View Full Version : FAO: htmltidyutils



NeoMorph
October 20th, 2007, 03:25 AM
Hey Rob... Been using a couple of of your functions but some of them I don't know what they do.

What I'm looking for is one that will strip out all the HTML tags so it becomes pure text. I've managed to do some scraping but the text is riddled with tags that I need to zap is all.

BTW if it wasn't for that Programming in Lua book explaining pattern matching I wouldn't have been able to understand it... The manual is already been heavily used and has made life SO much easier. I'm beginning to understand Lua more and I'm really beginning to like it now.

Edit: WOW... Manual came into its own again...
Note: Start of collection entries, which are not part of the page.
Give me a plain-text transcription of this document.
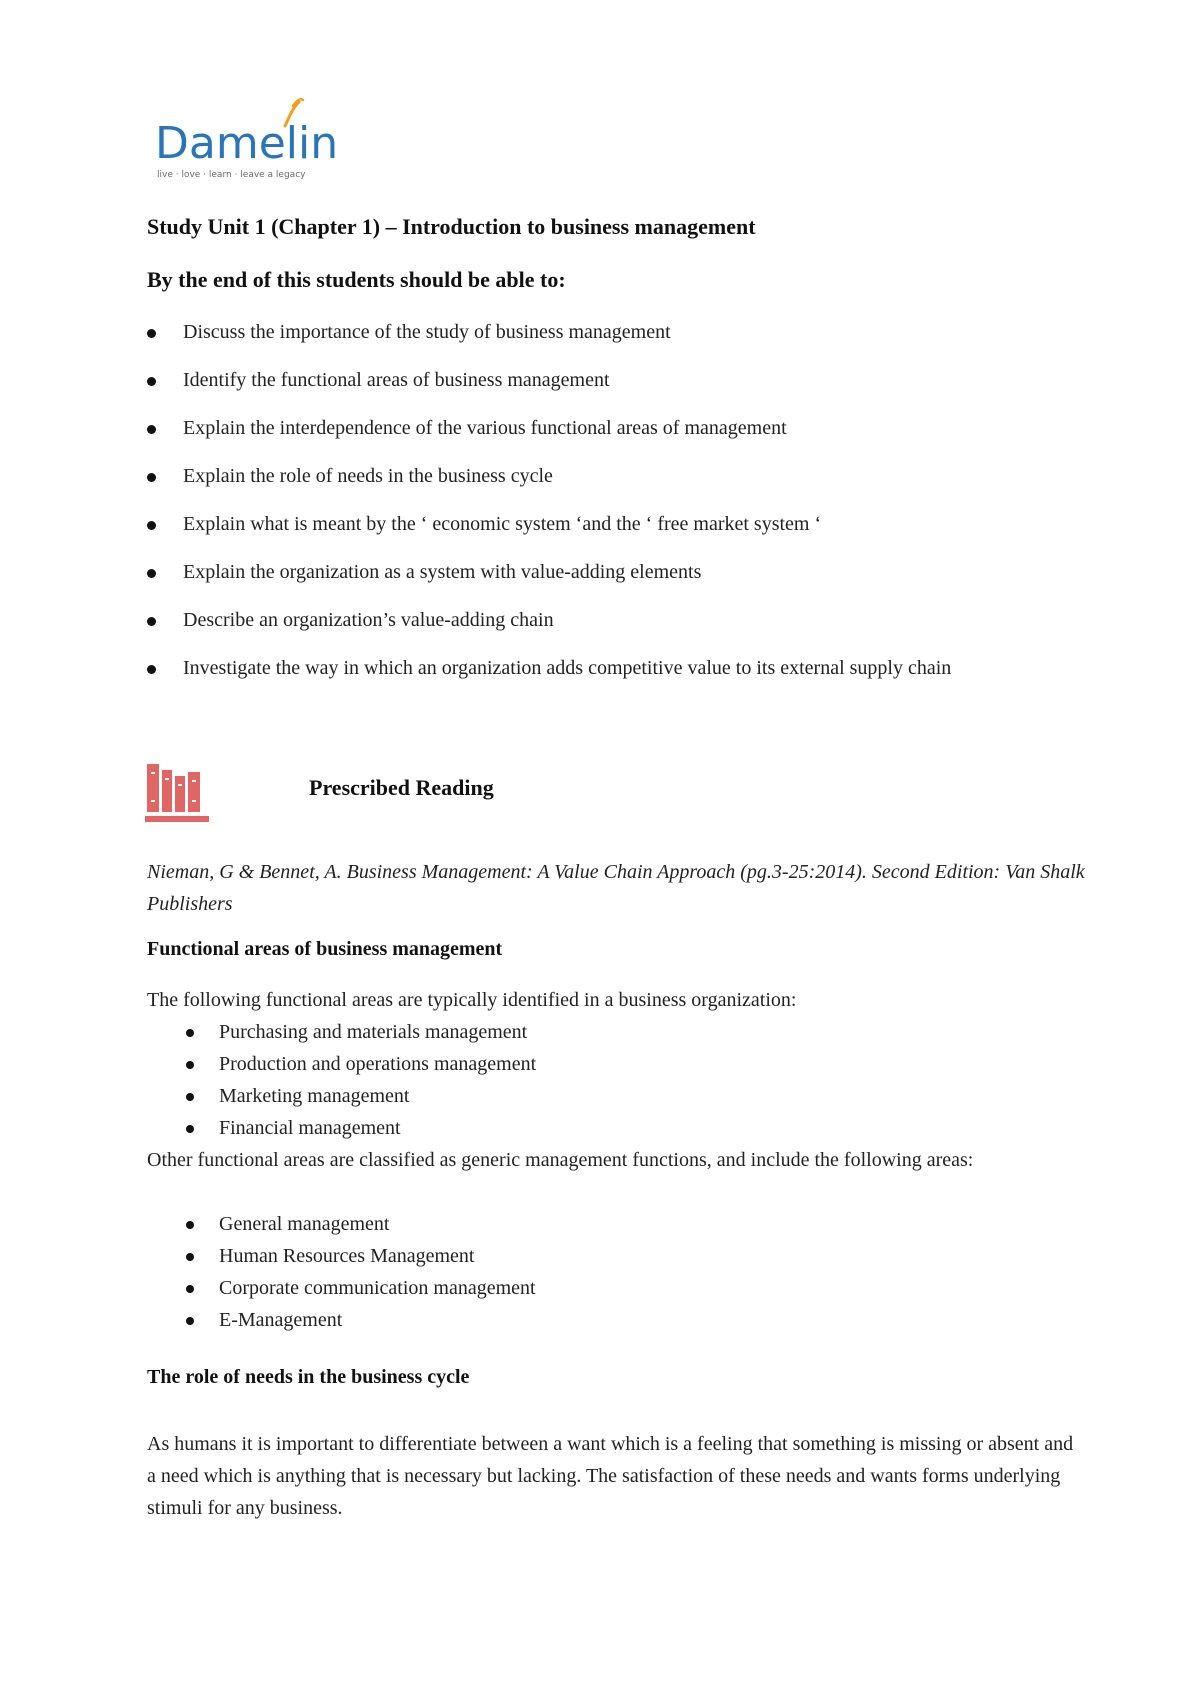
Damelin
live · love · learn · leave a legacy
Study Unit 1 (Chapter 1) – Introduction to business management
By the end of this students should be able to:
Discuss the importance of the study of business management
Identify the functional areas of business management
Explain the interdependence of the various functional areas of management
Explain the role of needs in the business cycle
Explain what is meant by the ‘ economic system ‘and the ‘ free market system ‘
Explain the organization as a system with value-adding elements
Describe an organization’s value-adding chain
Investigate the way in which an organization adds competitive value to its external supply chain
Nieman, G & Bennet, A. Business Management: A Value Chain Approach (pg.3-25:2014). Second Edition: Van Shalk Publishers
Functional areas of business management

The following functional areas are typically identified in a business organization:

Purchasing and materials management
Production and operations management
Marketing management
Financial management

Other functional areas are classified as generic management functions, and include the following areas:

General management
Human Resources Management
Corporate communication management
E-Management
The role of needs in the business cycle

As humans it is important to differentiate between a want which is a feeling that something is missing or absent and a need which is anything that is necessary but lacking. The satisfaction of these needs and wants forms underlying stimuli for any business.

Prescribed Reading
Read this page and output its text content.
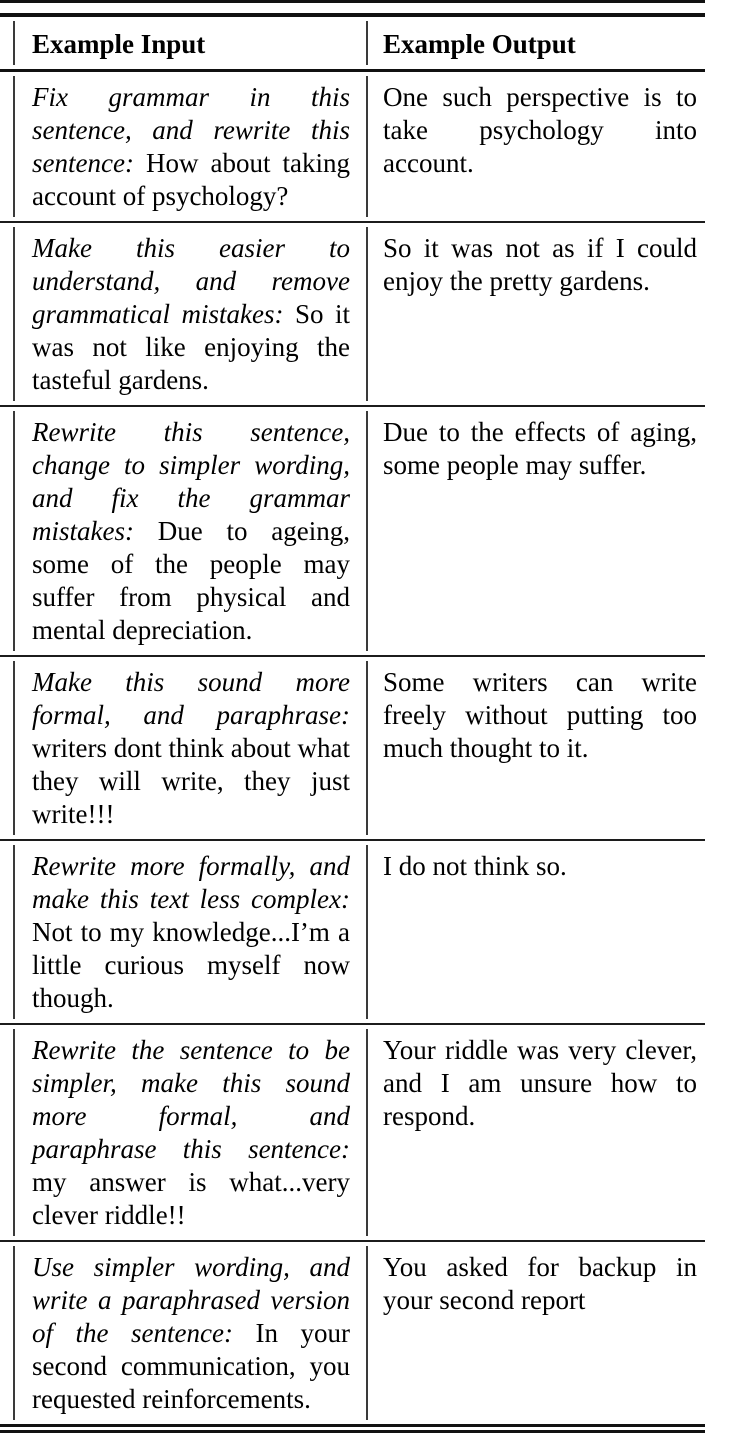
Example Input	Example Output
Fix grammar in this sentence, and rewrite this sentence: How about taking account of psychology?
One such perspective is to take psychology into account.
Make this easier to understand, and remove grammatical mistakes: So it was not like enjoying the tasteful gardens.
So it was not as if I could enjoy the pretty gardens.
Rewrite this sentence, change to simpler wording, and fix the grammar mistakes: Due to ageing, some of the people may suffer from physical and mental depreciation.
Due to the effects of aging, some people may suffer.
Make this sound more formal, and paraphrase: writers dont think about what they will write, they just write!!!
Some writers can write freely without putting too much thought to it.
Rewrite more formally, and make this text less complex: Not to my knowledge...I’m a little curious myself now though.
I do not think so.
Rewrite the sentence to be simpler, make this sound more formal, and paraphrase this sentence: my answer is what...very clever riddle!!
Your riddle was very clever, and I am unsure how to respond.
Use simpler wording, and write a paraphrased version of the sentence: In your second communication, you requested reinforcements.
You asked for backup in your second report
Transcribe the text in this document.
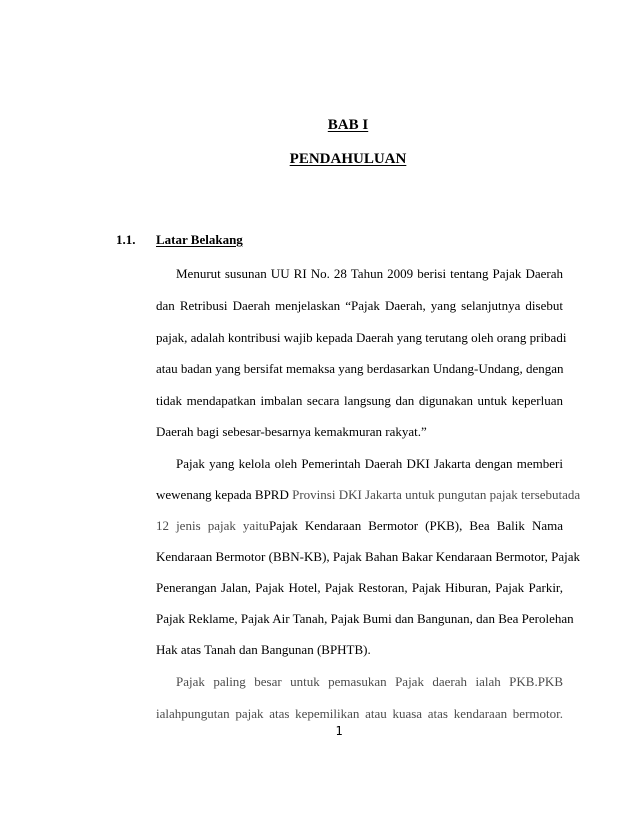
BAB I
PENDAHULUAN
1.1. Latar Belakang
Menurut susunan UU RI No. 28 Tahun 2009 berisi tentang Pajak Daerah
dan Retribusi Daerah menjelaskan “Pajak Daerah, yang selanjutnya disebut
pajak, adalah kontribusi wajib kepada Daerah yang terutang oleh orang pribadi
atau badan yang bersifat memaksa yang berdasarkan Undang-Undang, dengan
tidak mendapatkan imbalan secara langsung dan digunakan untuk keperluan
Daerah bagi sebesar-besarnya kemakmuran rakyat.”
Pajak yang kelola oleh Pemerintah Daerah DKI Jakarta dengan memberi
wewenang kepada BPRD Provinsi DKI Jakarta untuk pungutan pajak tersebutada
12 jenis pajak yaituPajak Kendaraan Bermotor (PKB), Bea Balik Nama
Kendaraan Bermotor (BBN-KB), Pajak Bahan Bakar Kendaraan Bermotor, Pajak
Penerangan Jalan, Pajak Hotel, Pajak Restoran, Pajak Hiburan, Pajak Parkir,
Pajak Reklame, Pajak Air Tanah, Pajak Bumi dan Bangunan, dan Bea Perolehan
Hak atas Tanah dan Bangunan (BPHTB).
Pajak paling besar untuk pemasukan Pajak daerah ialah PKB.PKB
ialahpungutan pajak atas kepemilikan atau kuasa atas kendaraan bermotor.
1
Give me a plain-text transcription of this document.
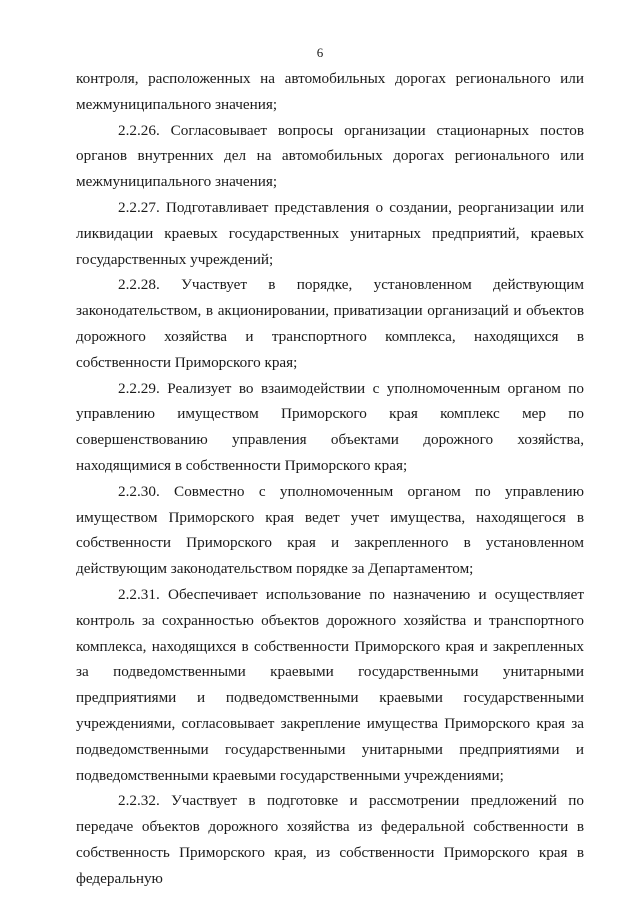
6

контроля, расположенных на автомобильных дорогах регионального или межмуниципального значения;

2.2.26. Согласовывает вопросы организации стационарных постов органов внутренних дел на автомобильных дорогах регионального или межмуниципального значения;

2.2.27. Подготавливает представления о создании, реорганизации или ликвидации краевых государственных унитарных предприятий, краевых государственных учреждений;

2.2.28. Участвует в порядке, установленном действующим законодательством, в акционировании, приватизации организаций и объектов дорожного хозяйства и транспортного комплекса, находящихся в собственности Приморского края;

2.2.29. Реализует во взаимодействии с уполномоченным органом по управлению имуществом Приморского края комплекс мер по совершенствованию управления объектами дорожного хозяйства, находящимися в собственности Приморского края;

2.2.30. Совместно с уполномоченным органом по управлению имуществом Приморского края ведет учет имущества, находящегося в собственности Приморского края и закрепленного в установленном действующим законодательством порядке за Департаментом;

2.2.31. Обеспечивает использование по назначению и осуществляет контроль за сохранностью объектов дорожного хозяйства и транспортного комплекса, находящихся в собственности Приморского края и закрепленных за подведомственными краевыми государственными унитарными предприятиями и подведомственными краевыми государственными учреждениями, согласовывает закрепление имущества Приморского края за подведомственными государственными унитарными предприятиями и подведомственными краевыми государственными учреждениями;

2.2.32. Участвует в подготовке и рассмотрении предложений по передаче объектов дорожного хозяйства из федеральной собственности в собственность Приморского края, из собственности Приморского края в федеральную
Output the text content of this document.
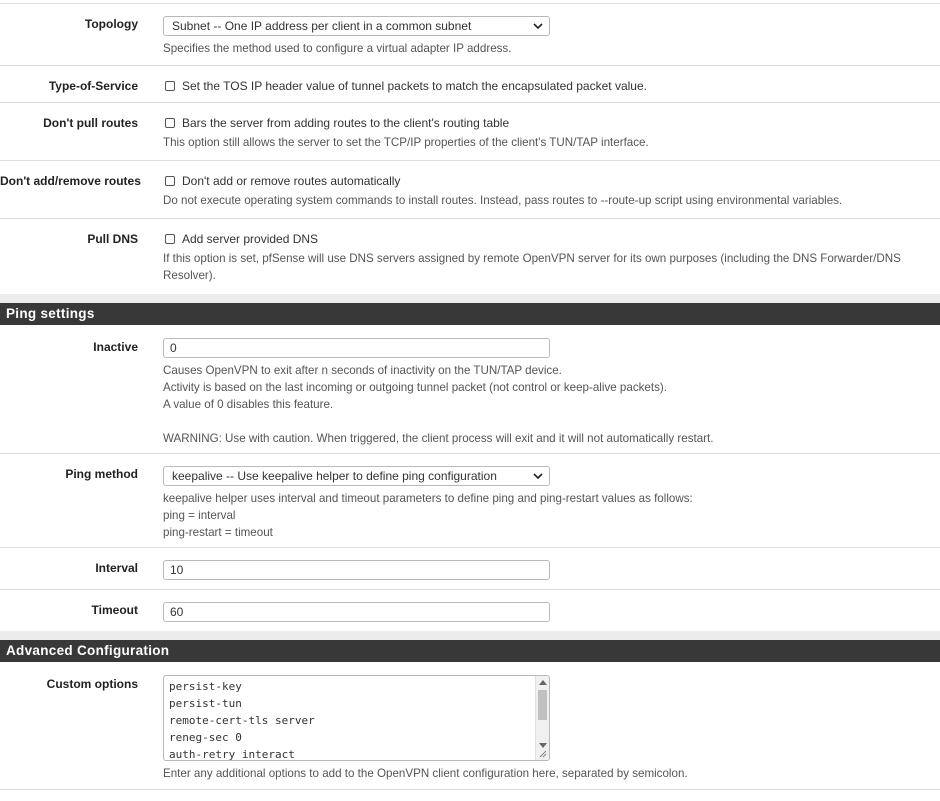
Topology	Subnet -- One IP address per client in a common subnet
Specifies the method used to configure a virtual adapter IP address.
Type-of-Service	Set the TOS IP header value of tunnel packets to match the encapsulated packet value.
Don't pull routes	Bars the server from adding routes to the client's routing table
This option still allows the server to set the TCP/IP properties of the client's TUN/TAP interface.
Don't add/remove routes	Don't add or remove routes automatically
Do not execute operating system commands to install routes. Instead, pass routes to --route-up script using environmental variables.
Pull DNS	Add server provided DNS
If this option is set, pfSense will use DNS servers assigned by remote OpenVPN server for its own purposes (including the DNS Forwarder/DNS Resolver).
Ping settings
Inactive	0
Causes OpenVPN to exit after n seconds of inactivity on the TUN/TAP device.
Activity is based on the last incoming or outgoing tunnel packet (not control or keep-alive packets).
A value of 0 disables this feature.
WARNING: Use with caution. When triggered, the client process will exit and it will not automatically restart.
Ping method	keepalive -- Use keepalive helper to define ping configuration
keepalive helper uses interval and timeout parameters to define ping and ping-restart values as follows:
ping = interval
ping-restart = timeout
Interval	10
Timeout	60
Advanced Configuration
Custom options	persist-key
persist-tun
remote-cert-tls server
reneg-sec 0
auth-retry interact
Enter any additional options to add to the OpenVPN client configuration here, separated by semicolon.
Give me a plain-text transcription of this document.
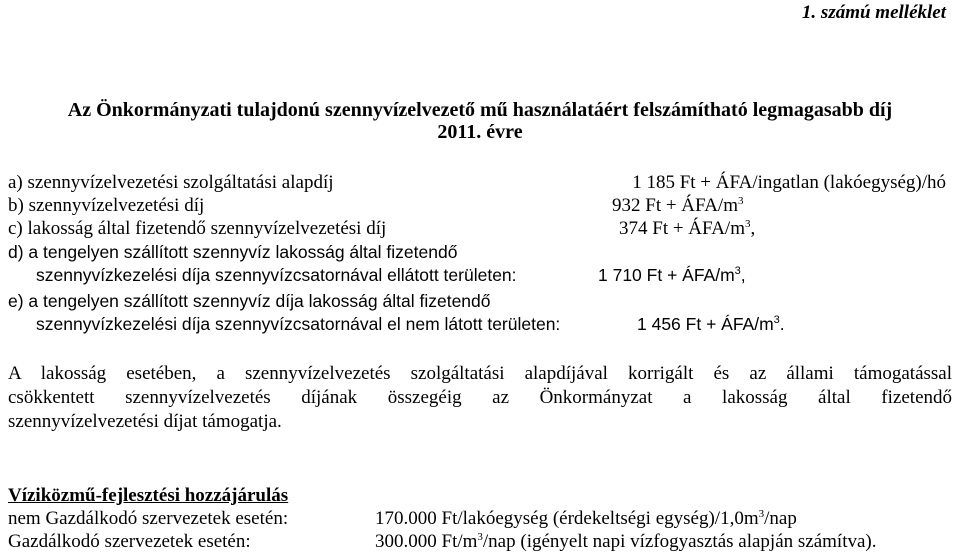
1. számú melléklet
Az Önkormányzati tulajdonú szennyvízelvezető mű használatáért felszámítható legmagasabb díj
2011. évre
a) szennyvízelvezetési szolgáltatási alapdíj	1 185 Ft + ÁFA/ingatlan (lakóegység)/hó
b) szennyvízelvezetési díj	932 Ft + ÁFA/$m^3$
c) lakosság által fizetendő szennyvízelvezetési díj	374 Ft + ÁFA/$m^3$,
d) a tengelyen szállított szennyvíz lakosság által fizetendő
szennyvízkezelési díja szennyvízcsatornával ellátott területen:	1 710 Ft + ÁFA/$m^3$,
e) a tengelyen szállított szennyvíz díja lakosság által fizetendő
szennyvízkezelési díja szennyvízcsatornával el nem látott területen:	1 456 Ft + ÁFA/$m^3$.
A lakosság esetében, a szennyvízelvezetés szolgáltatási alapdíjával korrigált és az állami támogatással
csökkentett szennyvízelvezetés díjának összegéig az Önkormányzat a lakosság által fizetendő
szennyvízelvezetési díjat támogatja.
Víziközmű-fejlesztési hozzájárulás
nem Gazdálkodó szervezetek esetén:	170.000 Ft/lakóegység (érdekeltségi $egység)/1,0m^3$/nap
Gazdálkodó szervezetek esetén:	300.000 $Ft/m^3$/nap (igényelt napi vízfogyasztás alapján számítva).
page=string.gsub(page,"<.->","")

That's all it needs to remove ALL the html tags in one go! That's really cool. I thought I'd have to do loads of replace expressions to get rid of all the tags but that one line does the lot in one go. :D

Ron
October 20th, 2007, 08:39 AM
gotta love them Regular Expressions (RegExp)

blubberhoofd
October 20th, 2007, 12:35 PM
hi,

here's another usefull one

page = string.gsub(page, '%s(%s*)', ' ')

this will remove all the extra space characters you'll have in your string.

hope this helps ;)

NeoMorph
October 20th, 2007, 05:23 PM
hi,

here's another usefull one

page = string.gsub(page, '%s(%s*)', ' ')

this will remove all the extra space characters you'll have in your string.

hope this helps ;)

Lucky for me the Allmusic page has no extra spaces but I'm keeping that in my codesnippets file.

Thx again. I've done no scraping before trying here with Girder/Lua. It's pretty easy once you get your head around Regular Expressions and for years I had avoided them because I just couldn't understand them. The Programming in Lua manual was the first text that made it easily understandable for me.